Insomma, tutto secondo un ben preciso disegno già ampiamente collaudato dal regime russo, niente affatto nuovo a misteriose sparizioni di oppositori e dissidenti.
Solo che stavolta qualcosa non è andato proprio secondo i piani.
Non si poteva certo immaginare che, nell’arco di poco più di quarantott’ore, il testimone di Aleksej passasse di mano, e, niente meno che, proprio a sua moglie.
In un video di qualche minuto, in cui – nonostante il viso stanco e tirato, la penombra ed il sobrio abito scuro - è apparsa regale nella sua compostezza e dignità (e qui viene spontaneo il confronto, inarrivabile, con certe influencer che tentano di atteggiarsi a vittime…), Yulia Navalnaya, non solo ha accusato Putin, senza mezze misure, della morte di suo marito, ma ha anche reso chiaro quale sarà d’ora in poi il suo ruolo: non più la “First Lady dell’opposizione” (come l’avevano definita), ma il suo nuovo leader.
Ma non l’ha fatto usando proclami o invettive. Tutt’altro.
Ha invece scelto parole semplici, toccanti e dirette, una delicata e commovente formula che è stata, al tempo stesso, un giuramento d’impegno verso il popolo russo ed una promessa d’amore verso Aleksej: «Uccidendo Alexej, Putin ha ucciso metà di me, metà del mio cuore e della mia anima. Ma ho ancora la parte restante, e mi dice che non ho il diritto di arrendermi. Continuerò il lavoro di Alexej Navalny. Continuerò a lottare per il nostro paese, e vi chiedo di stare al mio fianco».

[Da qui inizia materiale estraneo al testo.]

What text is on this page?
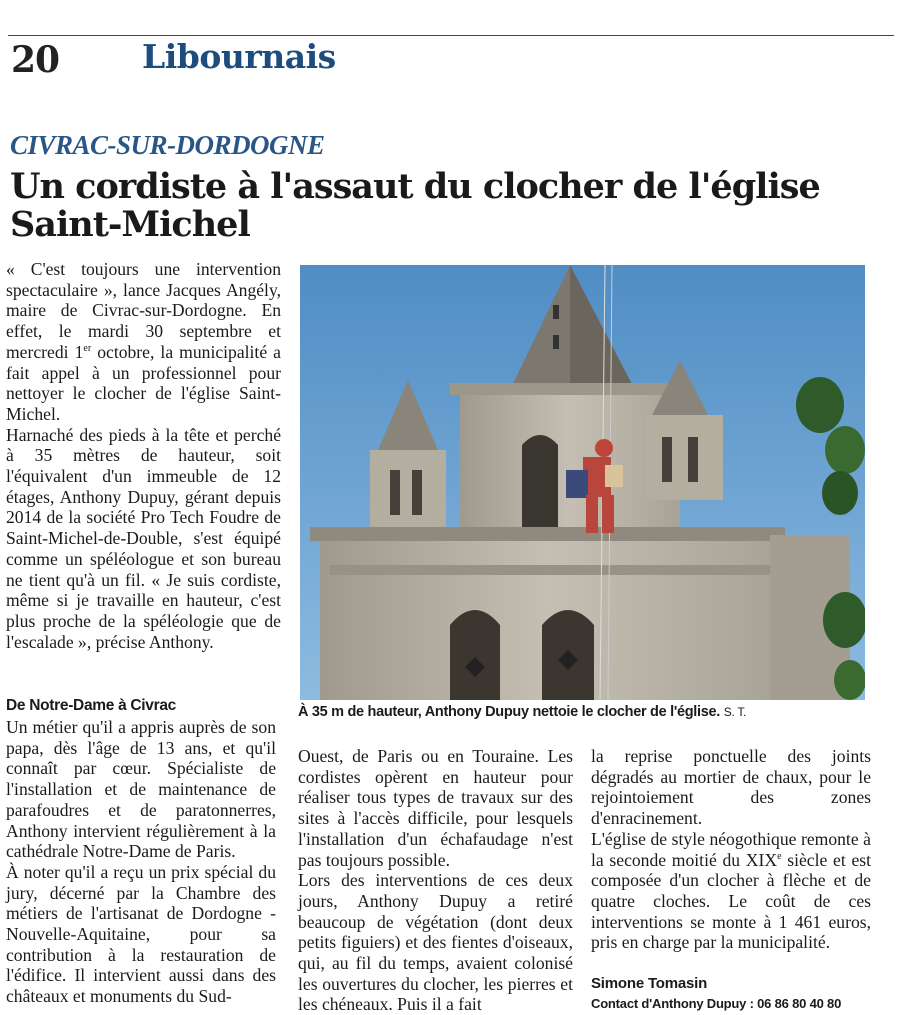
20	Libournais
CIVRAC-SUR-DORDOGNE
Un cordiste à l'assaut du clocher de l'église Saint-Michel

« C'est toujours une intervention spectaculaire », lance Jacques Angély, maire de Civrac-sur-Dordogne. En effet, le mardi 30 septembre et mercredi 1er octobre, la municipalité a fait appel à un professionnel pour nettoyer le clocher de l'église Saint-Michel.

Harnaché des pieds à la tête et perché à 35 mètres de hauteur, soit l'équivalent d'un immeuble de 12 étages, Anthony Dupuy, gérant depuis 2014 de la société Pro Tech Foudre de Saint-Michel-de-Double, s'est équipé comme un spéléologue et son bureau ne tient qu'à un fil. « Je suis cordiste, même si je travaille en hauteur, c'est plus proche de la spéléologie que de l'escalade », précise Anthony.

De Notre-Dame à Civrac

Un métier qu'il a appris auprès de son papa, dès l'âge de 13 ans, et qu'il connaît par cœur. Spécialiste de l'installation et de maintenance de parafoudres et de paratonnerres, Anthony intervient régulièrement à la cathédrale Notre-Dame de Paris.

À noter qu'il a reçu un prix spécial du jury, décerné par la Chambre des métiers de l'artisanat de Dordogne - Nouvelle-Aquitaine, pour sa contribution à la restauration de l'édifice. Il intervient aussi dans des châteaux et monuments du Sud-

Ouest, de Paris ou en Touraine. Les cordistes opèrent en hauteur pour réaliser tous types de travaux sur des sites à l'accès difficile, pour lesquels l'installation d'un échafaudage n'est pas toujours possible.

Lors des interventions de ces deux jours, Anthony Dupuy a retiré beaucoup de végétation (dont deux petits figuiers) et des fientes d'oiseaux, qui, au fil du temps, avaient colonisé les ouvertures du clocher, les pierres et les chéneaux. Puis il a fait

la reprise ponctuelle des joints dégradés au mortier de chaux, pour le rejointoiement des zones d'enracinement.

L'église de style néogothique remonte à la seconde moitié du XIXe siècle et est composée d'un clocher à flèche et de quatre cloches. Le coût de ces interventions se monte à 1 461 euros, pris en charge par la municipalité.

Simone Tomasin
Contact d'Anthony Dupuy : 06 86 80 40 80
À 35 m de hauteur, Anthony Dupuy nettoie le clocher de l'église. S. T.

Un noto aforisma recita: “non c’è niente di più bello di una donna che in rinascita; di una donna che si rialza dopo la caduta, dopo la tempesta; che ritorna più forte e bella di prima, con qualche cicatrice in più nel cuore, sotto pelle, ma con la voglia di stravolgere il mondo, anche solo con un sorriso”.
Ecco, Yulia Navalnaya si è già rialzata, e sebbene sia ancora presto perché possa nuovamente sorridere, non ha tuttavia esitato a parlare, a rivelare quanto ha nel cuore e nella mente, a cominciare a scrivere un nuovo capitolo di storia, ad intraprendere una nuova battaglia per la libertà ed i diritti della sua gente.
Chissà se l’hanno capito, lì, ai vertici, che non c'è niente di più pericoloso di una donna che dice e fa ciò che pensa.